Tenía 20 y pico años, era muy delgada, muy callada, articulada y ya había sido monja por unos años, cuando comencé a sentir un dolor insoportable. Cuando fui a un médico y me quejé de un dolor inexplicable e insoportable, me dijeron durante años que era psiquiátrico y me enviaron a tomar batidos. Me dijeron: «Es muy triste que no podamos ayudar a las mujeres jóvenes anoréxicas». El resultado fue que comenzó un crecimiento en la articulación de la cadera, que se agravó. Era una combinación de una enfermedad genética que no se diagnosticaba a tiempo, una terrible negligencia: errores médicos, mis errores. Y todo eso condujo a una situación en la que mi vida útil se redujo a la mitad.

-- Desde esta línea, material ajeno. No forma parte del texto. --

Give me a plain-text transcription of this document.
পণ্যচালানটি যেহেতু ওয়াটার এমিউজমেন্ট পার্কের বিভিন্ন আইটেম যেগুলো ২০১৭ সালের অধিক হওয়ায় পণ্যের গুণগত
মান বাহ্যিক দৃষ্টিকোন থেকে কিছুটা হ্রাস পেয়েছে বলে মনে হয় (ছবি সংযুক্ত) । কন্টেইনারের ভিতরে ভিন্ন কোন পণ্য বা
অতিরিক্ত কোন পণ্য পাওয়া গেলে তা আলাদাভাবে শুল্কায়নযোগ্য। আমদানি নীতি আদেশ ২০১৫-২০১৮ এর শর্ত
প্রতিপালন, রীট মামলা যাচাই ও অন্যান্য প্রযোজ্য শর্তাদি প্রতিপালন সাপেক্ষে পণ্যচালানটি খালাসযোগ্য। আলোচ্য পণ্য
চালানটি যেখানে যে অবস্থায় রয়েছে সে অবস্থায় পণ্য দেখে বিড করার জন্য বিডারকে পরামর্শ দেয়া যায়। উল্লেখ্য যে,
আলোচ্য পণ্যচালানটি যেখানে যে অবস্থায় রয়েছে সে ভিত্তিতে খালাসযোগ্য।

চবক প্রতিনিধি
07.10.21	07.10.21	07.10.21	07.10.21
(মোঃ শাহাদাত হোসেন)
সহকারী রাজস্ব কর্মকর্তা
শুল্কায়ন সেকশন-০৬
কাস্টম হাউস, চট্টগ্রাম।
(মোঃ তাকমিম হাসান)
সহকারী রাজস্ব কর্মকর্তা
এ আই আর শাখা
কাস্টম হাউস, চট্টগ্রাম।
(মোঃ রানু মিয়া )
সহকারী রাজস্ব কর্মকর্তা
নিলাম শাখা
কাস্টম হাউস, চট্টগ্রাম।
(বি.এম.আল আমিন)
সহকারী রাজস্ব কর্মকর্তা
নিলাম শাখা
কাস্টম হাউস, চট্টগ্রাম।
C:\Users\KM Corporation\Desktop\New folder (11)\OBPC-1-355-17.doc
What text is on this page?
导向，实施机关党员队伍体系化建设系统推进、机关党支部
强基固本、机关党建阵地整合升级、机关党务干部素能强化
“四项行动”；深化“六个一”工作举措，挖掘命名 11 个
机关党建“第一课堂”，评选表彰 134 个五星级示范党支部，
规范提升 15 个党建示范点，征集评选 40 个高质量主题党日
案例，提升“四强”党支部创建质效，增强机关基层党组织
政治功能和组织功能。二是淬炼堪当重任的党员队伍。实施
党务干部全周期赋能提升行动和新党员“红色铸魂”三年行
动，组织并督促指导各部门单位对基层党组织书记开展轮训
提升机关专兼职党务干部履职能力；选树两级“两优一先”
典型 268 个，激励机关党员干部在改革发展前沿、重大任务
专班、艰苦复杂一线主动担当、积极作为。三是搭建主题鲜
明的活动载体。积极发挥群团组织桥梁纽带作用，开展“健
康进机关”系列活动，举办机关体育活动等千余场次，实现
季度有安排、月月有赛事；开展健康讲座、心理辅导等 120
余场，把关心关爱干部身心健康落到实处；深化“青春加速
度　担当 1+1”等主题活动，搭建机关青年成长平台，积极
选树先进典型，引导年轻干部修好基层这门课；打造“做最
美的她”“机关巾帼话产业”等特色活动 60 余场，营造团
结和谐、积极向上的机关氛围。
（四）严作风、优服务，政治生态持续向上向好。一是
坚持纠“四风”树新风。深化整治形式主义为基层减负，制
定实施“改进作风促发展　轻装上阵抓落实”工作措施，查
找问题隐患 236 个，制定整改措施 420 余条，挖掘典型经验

Cuando comenzaron los dolores, simplemente quedé aturdida. Esto no era parte de mi contrato con la vida. El contrato se suponía que era justo. ¿Incapacitación? ¿Enfermedad? No es a lo que me he apuntado. No tenía las habilidades adecuadas para enfrentarlo. Empecé a estudiar psicología. No quería aceptar, entendiendo que estaba discapacitada. Y debido a que mi enfermedad es genética y degenerativa, la situación empeoró progresivamente.
Durante los primeros años que estuve enfermo, dediqué una gran cantidad de energía para tratar de mejorar y tratar de alcanzar objetivos totalmente inalcanzables. Es normal y universal que las personas con una enfermedad crónica pasen unos años antes de que dejen de tratar de deshacerse de él. Experimenté una lenta desilusión. Durante los últimos meses, he llenado formularios con instrucciones médicas y he conservado Aley Shalechet [literalmente, «hojas de otoño»; una funeraria secular que ofrece la opción de cremación}, para decidir ahora sobre mi entierro. Intento influir en la forma en que muero, tanto como puedo.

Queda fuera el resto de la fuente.